14. A recombinant microorganism grown and expressed on methanol:

A polypeptide having methanol dehydrogenase activity,

a polypeptide having ketohexose-6-phosphate synthase activity,

polypeptides having hexulose-6-phosphate isomerase activity and

the recombinant microorganism includes a polypeptide having phosphoglucose isomerase activity with increased activity.

15. A recombinant microorganism that assimilates a C1 carbon source and comprises a plurality of enzymes selected from the group consisting of Medh, hps, phi, pgi, rpiA, tkt, tal and any combination thereof.

16. The recombinant microorganism of claim 15, wherein the microorganism is e.

17. The recombinant microorganism of claim 15, further comprising a reduced or knocked out gene selected from the group consisting of pfkA, gapA, frmA, ptsH, proQ and any combination thereof.

18. The recombinant microorganism of claim 15, further comprising an amplified genomic region.
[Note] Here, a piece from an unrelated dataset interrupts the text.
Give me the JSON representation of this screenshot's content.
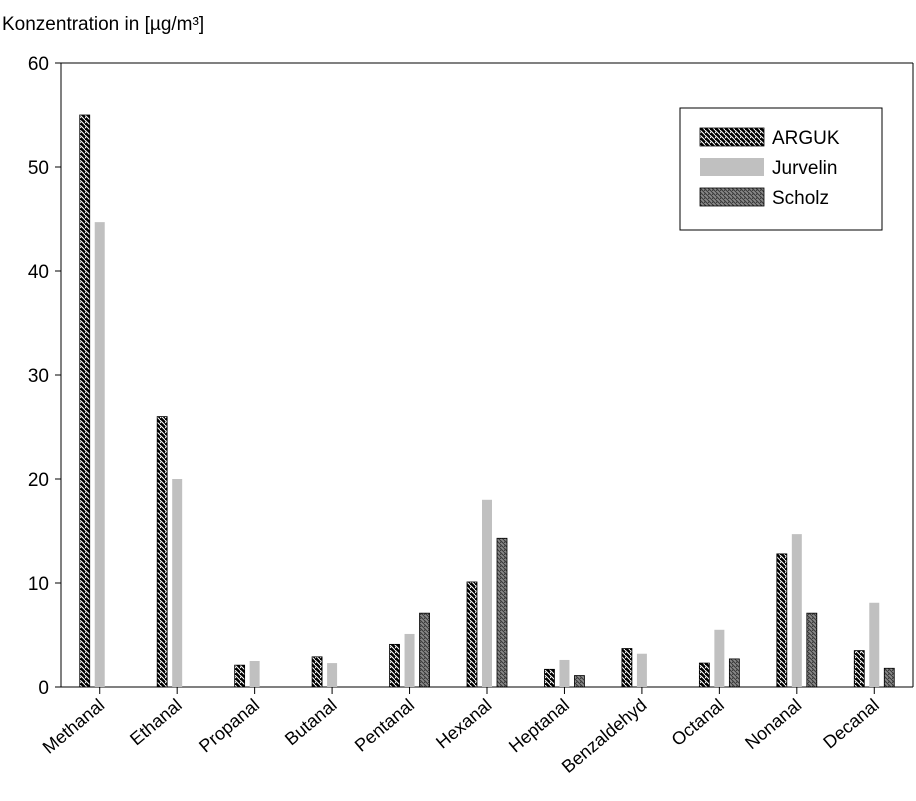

19. A recombinant microorganism expressing or overexpressing one or more heterologous polynucleotides encoding a polypeptide having methanol dehydrogenase activity, hexulose-6-phosphate synthase activity, 6-phosphate-3-hexulose isomerase activity, glucose phosphate isomerase activity, and ribophosphate isomerase a activity, while having reduced or eliminated glyceraldehyde-3-phosphate dehydrogenase activity, reduced or eliminated S- (hydroxymethyl) glutathione dehydrogenase (FrmA) activity, reduced or deleted phosphorus carrier protein HPr (also known as histidine-containing protein, HPr, and/or PtsH) activity, and reduced or eliminated ProQ, wherein the microorganism is grown on methanol.